Information on the first settlement is mostly by inference. Hearths from proto-Lepenski Vir have survived, but house size and form can only be suggested from the pattern of debris remaining. The hearths were well constructed of slabs 'usually 30x25x10cm have lengths of 0.8-1.0 metres and show a ration of 3:1 or 4:1 Again the width seems to show least variation (0.2-0.25m); and this width is not far from the unit of the 3,4,5 triangle of building #37 (0.19m). The form of the buildings was not triangular. Srejovic suggest a length of 3,4-4.0 metres, and an egg shaped form.
Such an egg shaped form is common throughout Europe. The trilithos of Stonehenge are tangent to an inferred oval. Many oval sanctuaries, both pagan and Christian, have been found throughout Europe. The inner horseshoe of Sarmizugetusa has such a form. Predynastic graves in Egypt and Palestine of the same age result from the same geometry. We would expect the 3,4,5 triangle to be set out in half megalithic yards (0.83/2=0.415m), as at many other sites. The position of the hearth is suggested. The length of the oval would be 4.15m and the maximum width, 3.32m.. There may be the same variation in size found at the later site.
The foregoing analysis strongly supports Srejovic's inference 'that the builders of Lepenski Vir possessed quite definite mathematical knowledge which they employed skillfully in measuring the terrain and fixing the proportions, shapes and dimensions of the houses' (164,P.51). The culture was using the cubit 2-3000 years before it appeared in Mesopotamia. The use of Pythagorean triangles is well supported.
The non-random alignment of house altars again suggests a coherent plan not evident from a cursory inspection. The alignment with an azimuth 165-168 degrees in L.V.1-a,b,c is apparently significant. It cannot be a solar alignment. It may be an attempt to establish a N-S meridian, but the error is great. Its most probable explanation is that the alignment is upon a prominent feature on the skyline.
We have noted a cluster of houses around a single point (L.V.1-a) The altars of houses 36 and 54a as well as the curved end of 58 are equidistant from this point at a distance of about seven metres.
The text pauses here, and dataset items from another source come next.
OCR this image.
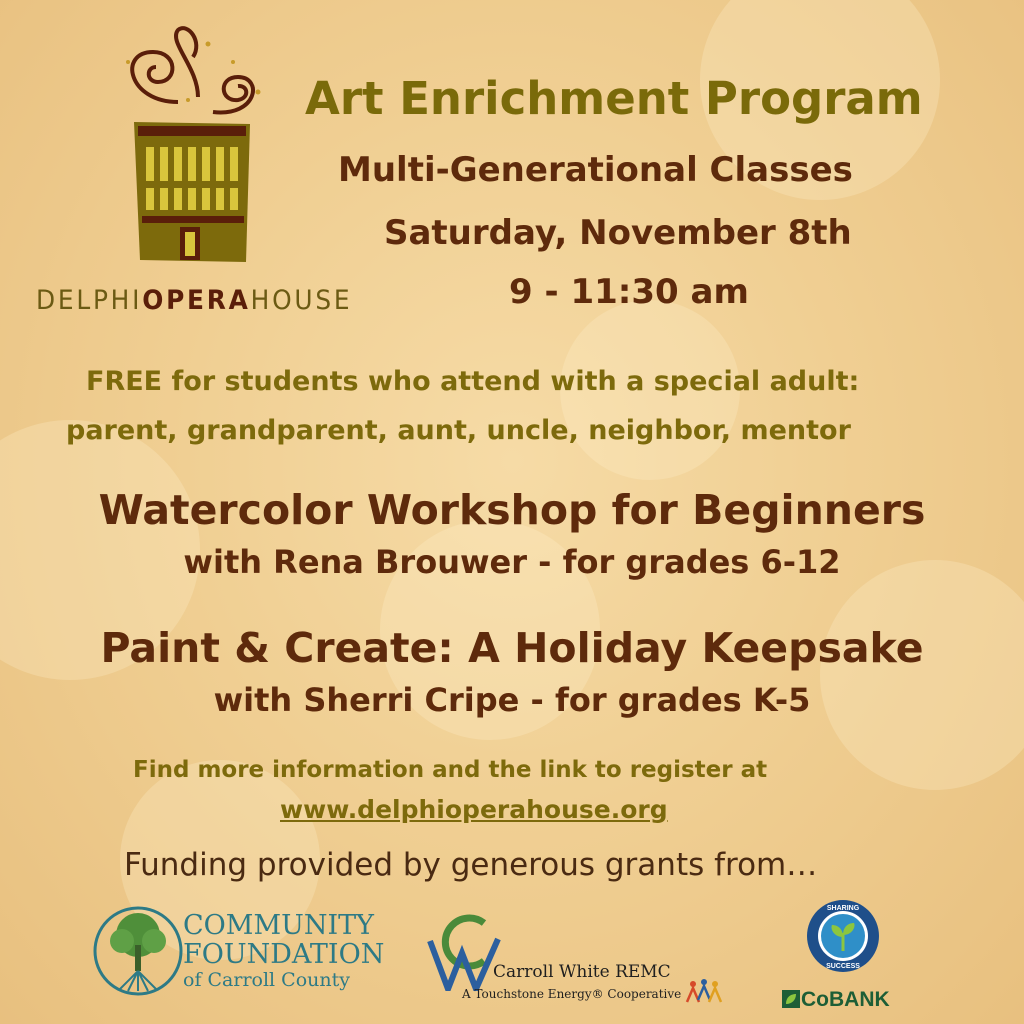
DELPHIOPERAHOUSE
Art Enrichment Program
Multi-Generational Classes
Saturday, November 8th
9 - 11:30 am
FREE for students who attend with a special adult:
parent, grandparent, aunt, uncle, neighbor, mentor
Watercolor Workshop for Beginners
with Rena Brouwer - for grades 6-12
Paint & Create: A Holiday Keepsake
with Sherri Cripe - for grades K-5
Find more information and the link to register at
www.delphioperahouse.org
Funding provided by generous grants from…
COMMUNITY
FOUNDATION
of Carroll County	Carroll White REMC
A Touchstone Energy® Cooperative
SHARING
SUCCESS
CoBANK
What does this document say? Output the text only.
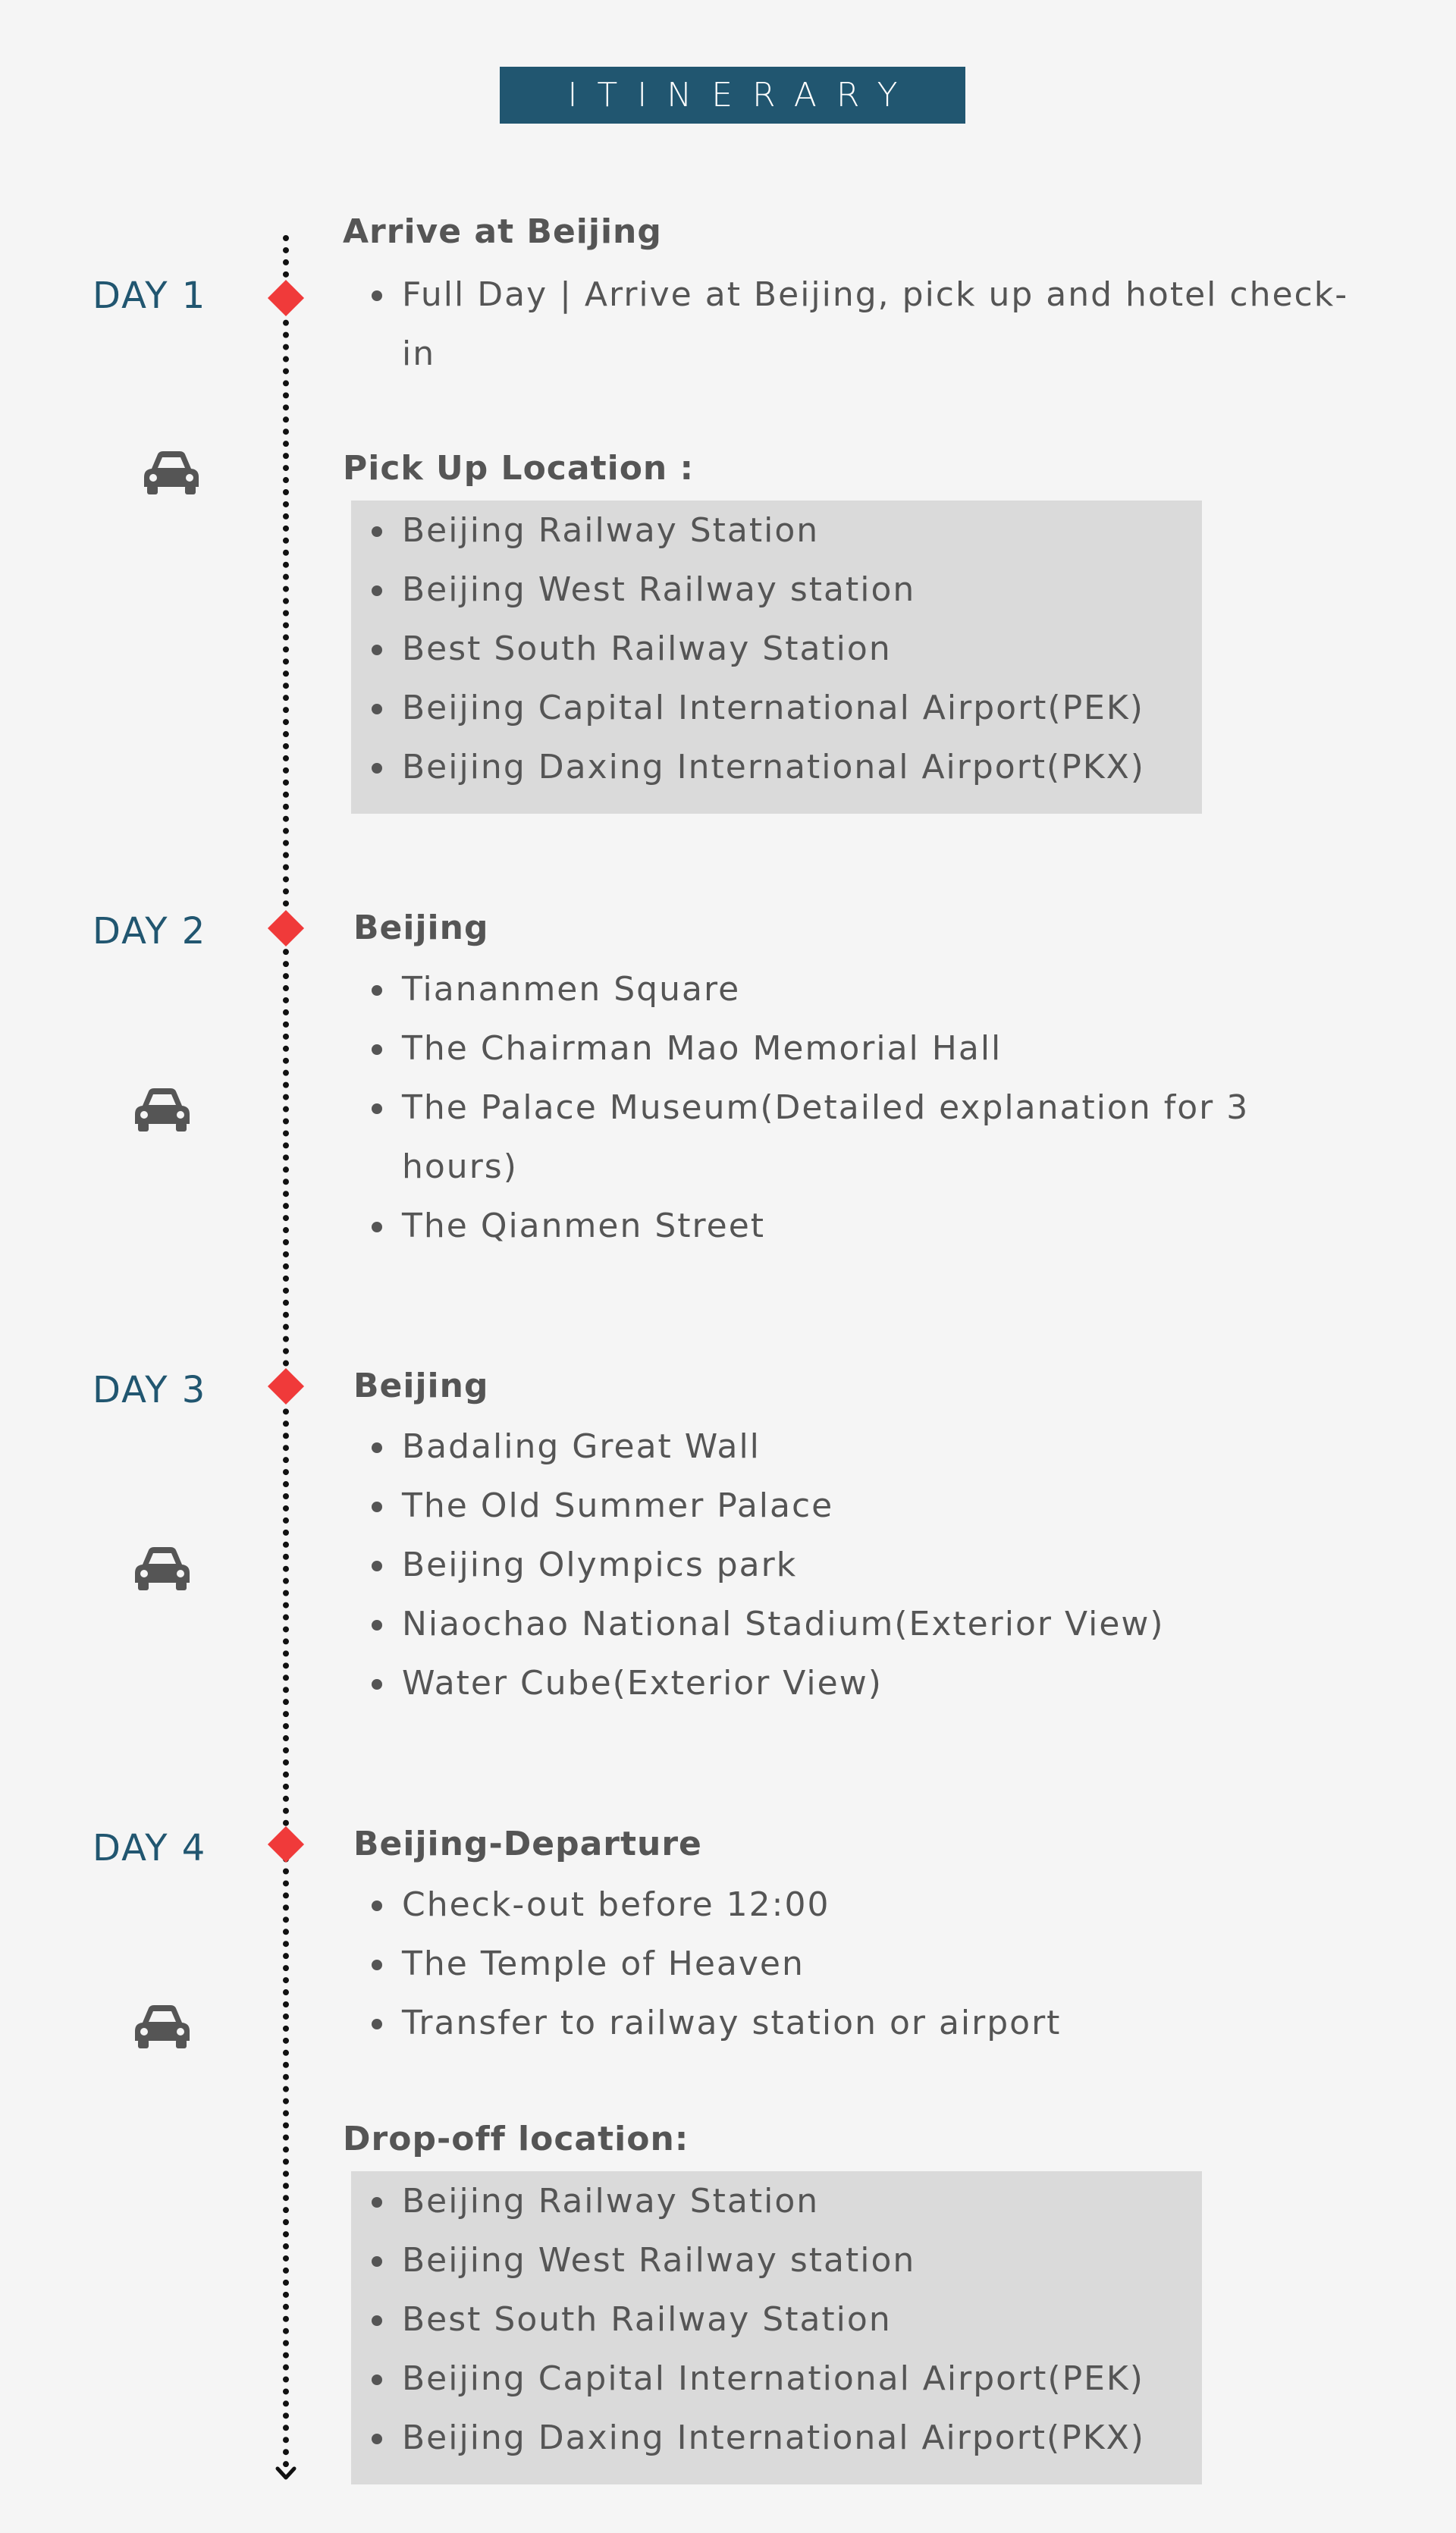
ITINERARY
DAY 1
Arrive at Beijing
Full Day | Arrive at Beijing, pick up and hotel check-in
Pick Up Location :
Beijing Railway Station
Beijing West Railway station
Best South Railway Station
Beijing Capital International Airport(PEK)
Beijing Daxing International Airport(PKX)
DAY 2	Beijing
Tiananmen Square
The Chairman Mao Memorial Hall
The Palace Museum(Detailed explanation for 3 hours)
The Qianmen Street
DAY 3	Beijing
Badaling Great Wall
The Old Summer Palace
Beijing Olympics park
Niaochao National Stadium(Exterior View)
Water Cube(Exterior View)
DAY 4	Beijing-Departure
Check-out before 12:00
The Temple of Heaven
Transfer to railway station or airport
Drop-off location:
Beijing Railway Station
Beijing West Railway station
Best South Railway Station
Beijing Capital International Airport(PEK)
Beijing Daxing International Airport(PKX)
We suggest no explanation.
We have noticed with interest, as has Srejovic, the frequent use of the integer four. This appears in the dimensions of houses and the position of the altar and sculptures, in the dimensions of the altars and hearths. This seems to be a very special number.
Our geographical discussion has largely ignored chronology, for this does not come immediately from our analysis. We have assumed that most of our sites are third millennium BC or later.